Donc, il y a ce genre de pression, cette pression temporelle que vous ne voyez pas normalement. Normalement, pour démarrer un essai comme celui-ci, il faudrait peut-être un an de planification et d'obtention des approbations réglementaires et des approbations éthiques et tout le reste.

Et, vous savez, dans cette situation, nous sommes passés du premier concept d'idée d'essai à toutes nos approbations en place en moins de 6 semaines, ce qui est […] très, vraiment, très rapide. C'était excitant et parfois un peu écrasant.

Donc, je pense que c'est la première chose, que les délais sont en quelque sorte resserrés, et […] je pense qu'il y a aussi cet [autre] élément: […] pour le travail que je fais normalement, nous parlons de maladies où le l'épidémiologie est assez bien décrite. Cela peut changer avec le temps, mais ça change très lentement.

Je travaille principalement dans le trachome et la mortalité infantile. Ces deux facteurs diminuent avec le temps [en termes d'épidémiologie], mais ils diminuent vraiment, vraiment, très lentement, donc je peux concevoir un essai qui va être mis en œuvre dans un an et avoir une assez bonne idée de l'épidémiologie dans un an va ressembler.

C'est complètement différent avec COVID-19. Je ne sais pas à quoi l'épidémiologie va ressembler la semaine prochaine.

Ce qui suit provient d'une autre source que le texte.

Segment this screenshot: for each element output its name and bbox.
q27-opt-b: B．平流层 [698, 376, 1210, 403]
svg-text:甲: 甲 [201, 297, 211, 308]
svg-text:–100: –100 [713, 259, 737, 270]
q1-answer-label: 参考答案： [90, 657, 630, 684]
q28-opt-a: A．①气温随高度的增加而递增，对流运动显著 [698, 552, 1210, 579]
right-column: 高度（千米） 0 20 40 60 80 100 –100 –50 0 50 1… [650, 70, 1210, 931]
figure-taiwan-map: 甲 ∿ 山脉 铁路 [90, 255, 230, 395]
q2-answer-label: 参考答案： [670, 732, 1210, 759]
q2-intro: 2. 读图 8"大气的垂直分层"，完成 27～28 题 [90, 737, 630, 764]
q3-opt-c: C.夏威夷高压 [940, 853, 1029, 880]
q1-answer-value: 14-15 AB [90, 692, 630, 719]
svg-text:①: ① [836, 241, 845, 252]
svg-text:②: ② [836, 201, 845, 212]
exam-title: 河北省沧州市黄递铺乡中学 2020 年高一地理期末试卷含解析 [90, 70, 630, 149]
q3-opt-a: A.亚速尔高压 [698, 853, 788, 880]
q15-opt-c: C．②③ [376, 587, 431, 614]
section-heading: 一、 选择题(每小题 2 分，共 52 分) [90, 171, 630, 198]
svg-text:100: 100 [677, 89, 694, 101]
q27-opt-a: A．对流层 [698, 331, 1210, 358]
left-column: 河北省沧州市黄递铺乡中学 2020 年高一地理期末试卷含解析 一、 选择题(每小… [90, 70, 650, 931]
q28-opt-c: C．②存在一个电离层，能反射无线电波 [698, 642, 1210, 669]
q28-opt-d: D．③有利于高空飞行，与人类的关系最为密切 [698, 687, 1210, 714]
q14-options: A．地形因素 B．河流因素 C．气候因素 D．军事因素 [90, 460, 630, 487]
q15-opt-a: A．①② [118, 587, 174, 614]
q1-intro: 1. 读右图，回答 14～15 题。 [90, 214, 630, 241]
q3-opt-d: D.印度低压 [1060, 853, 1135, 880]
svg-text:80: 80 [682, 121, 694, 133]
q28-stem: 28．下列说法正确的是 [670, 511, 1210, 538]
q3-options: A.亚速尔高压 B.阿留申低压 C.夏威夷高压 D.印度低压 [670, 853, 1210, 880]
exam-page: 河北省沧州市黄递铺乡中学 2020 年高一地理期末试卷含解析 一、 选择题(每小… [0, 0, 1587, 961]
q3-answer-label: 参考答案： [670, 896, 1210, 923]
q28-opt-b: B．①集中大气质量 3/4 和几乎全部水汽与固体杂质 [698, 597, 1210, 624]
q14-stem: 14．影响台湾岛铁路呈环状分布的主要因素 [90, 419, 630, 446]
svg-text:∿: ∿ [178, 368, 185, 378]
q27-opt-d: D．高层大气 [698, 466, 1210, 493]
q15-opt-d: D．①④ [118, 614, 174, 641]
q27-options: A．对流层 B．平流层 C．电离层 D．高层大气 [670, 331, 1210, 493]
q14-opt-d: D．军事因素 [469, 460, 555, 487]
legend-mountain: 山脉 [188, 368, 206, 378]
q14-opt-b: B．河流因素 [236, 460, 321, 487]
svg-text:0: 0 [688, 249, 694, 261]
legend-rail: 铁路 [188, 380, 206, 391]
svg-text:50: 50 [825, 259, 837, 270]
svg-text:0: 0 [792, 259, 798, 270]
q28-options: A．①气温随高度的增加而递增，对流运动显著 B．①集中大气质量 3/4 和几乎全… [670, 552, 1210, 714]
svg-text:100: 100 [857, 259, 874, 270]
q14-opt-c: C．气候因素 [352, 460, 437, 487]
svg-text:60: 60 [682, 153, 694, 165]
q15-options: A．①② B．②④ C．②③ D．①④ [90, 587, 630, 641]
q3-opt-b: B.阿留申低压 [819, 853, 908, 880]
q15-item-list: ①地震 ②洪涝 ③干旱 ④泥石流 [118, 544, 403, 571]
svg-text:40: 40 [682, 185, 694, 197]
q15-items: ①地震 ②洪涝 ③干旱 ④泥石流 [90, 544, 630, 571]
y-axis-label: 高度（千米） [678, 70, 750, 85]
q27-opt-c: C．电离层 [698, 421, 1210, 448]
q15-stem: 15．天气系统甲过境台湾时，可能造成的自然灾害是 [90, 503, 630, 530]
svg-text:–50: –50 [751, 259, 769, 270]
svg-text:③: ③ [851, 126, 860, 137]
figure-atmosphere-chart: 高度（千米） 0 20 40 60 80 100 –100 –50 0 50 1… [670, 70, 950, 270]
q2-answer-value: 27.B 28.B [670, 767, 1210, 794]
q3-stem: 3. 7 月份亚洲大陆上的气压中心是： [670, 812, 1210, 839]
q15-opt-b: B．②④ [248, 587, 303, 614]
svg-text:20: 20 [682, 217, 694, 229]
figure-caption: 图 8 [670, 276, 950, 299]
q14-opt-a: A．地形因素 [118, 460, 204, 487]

Et, c'est tellement compliqué avec, vous savez, juste le genre de dimensions sociales et politiques. Ainsi, lorsque nous pensons à la conception des essais, nous n'avons pas une bonne épidémiologie pour faire des hypothèses, par exemple, pour les calculs de taille d'échantillon. Nous ne savons pas exactement à quoi ressemblera la chronologie de l'infection.

Lorsque nous avons commencé à concevoir cet essai, je pense qu'aucun d'entre nous ne pensait à des infections de deuxième vague à l'automne, ce genre de choses. Nous pensions «nous devons faire cela au printemps, nous allons le faire rapidement dans quelques [mois], et ce sera fini». Et maintenant, nous pensons: «Eh bien, cela va peut-être durer plus longtemps.»

Et puis, [il y a] les problèmes de chaîne d'approvisionnement, juste [la] logistique pour démarrer un essai lorsque vous devez vous déplacer, par exemple, pour étudier des produits pharmaceutiques à travers le monde. Normalement, c'est quelque chose qui prend un peu de logistique et de planification, mais qui n'a pas [à prendre en compte] cet arrêt économique mondial que nous avons vu, en termes de vols [étant échoués], en termes de personnes qui se déplacent.

Normalement, ce ne serait tout simplement pas une considération comme celle-ci. Je pense donc que ce sont [plusieurs] dimensions qui affectent ce procès en particulier.

MNT: Enfin, comment les personnes intéressées à rejoindre l'essai ACTION peuvent-elles s'y inscrire?

Catherine Oldenburg: Les participants [potentiels] [qui] pensent qu’ils pourraient se qualifier pour l’essai peuvent remplir [le] formulaire de sélection [sur le site Web de l’essai ACTION], qui établit le contact avec notre équipe d’étude, puis un membre de notre équipe d’étude communiquez avec cette personne par téléphone ou [autres moyens de contact].

Avertissement: Les gens doivent toujours consulter leur médecin ou d'autres professionnels de la santé avant de prendre tout médicament.